The Square Circuit

Academia, parenthood, living in a bankrupt city, and what I read in the process.

Tuesday, August 16, 2005

searching for the sound

Reading Log, continued.

Finished Cheever's BULLET PARK and was amazed at how... weird it was. I didn't expect what it turned out to be, which was an experiment in narrative. Although he gets stereotyped as the chronicler of the MetroNorth suburbs, I've never found him to be a typical realist writer. His writings often take place in southwestern Connecticut, but they are not your typical New Yorker stories. "The Swimmer," his best-known story, is allegorical and classical and scary, and the WAPSHOT books take place not in Connecticut but farther up in New England. I won't spoil BULLET PARK but it's creepy and distanced and fantastic. There's a nice article about Cheever's "suburban aesthetic" on UVA's web. Anyone who's read Cheever's journals could probably attest to Cheever's scary strangeness, as well. He's got one of the strangest triumverates of obsessions I've ever seen in a writer: anonymous gay sex, the beauty of the city of Rome, and the interior life of the inhabitants of the New York City suburbs.

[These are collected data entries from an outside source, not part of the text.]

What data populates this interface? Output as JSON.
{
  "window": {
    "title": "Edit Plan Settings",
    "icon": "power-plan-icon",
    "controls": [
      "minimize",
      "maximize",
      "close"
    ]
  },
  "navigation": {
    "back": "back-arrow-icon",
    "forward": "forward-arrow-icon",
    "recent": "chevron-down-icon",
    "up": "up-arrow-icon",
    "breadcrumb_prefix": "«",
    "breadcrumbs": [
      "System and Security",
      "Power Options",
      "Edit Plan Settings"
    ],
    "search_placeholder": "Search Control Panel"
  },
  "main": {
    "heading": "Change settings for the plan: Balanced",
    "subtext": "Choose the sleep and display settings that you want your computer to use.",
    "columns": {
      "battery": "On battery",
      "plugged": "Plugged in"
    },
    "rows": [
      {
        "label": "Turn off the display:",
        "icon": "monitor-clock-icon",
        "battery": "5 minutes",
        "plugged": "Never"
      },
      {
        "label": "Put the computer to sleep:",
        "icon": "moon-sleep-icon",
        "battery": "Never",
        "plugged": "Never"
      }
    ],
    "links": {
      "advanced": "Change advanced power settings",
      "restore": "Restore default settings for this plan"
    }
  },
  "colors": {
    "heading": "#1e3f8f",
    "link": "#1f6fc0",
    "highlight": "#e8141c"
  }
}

Read Phil Lesh's memoir SEARCHING FOR THE SOUND as well (it was sitting around the house). Not much interesting there. I've read a bunch of Grateful Dead-related books in the last year but I find nothing that explains the nature of the relationship between the band and the fans. It's a question I keep returning to, as I keep thinking about the East Coast Deadheads I went to college with. What drew them in? Was it just the drugs? No, really, after all the crap about community and oneness and blah blah, was it just the drugs?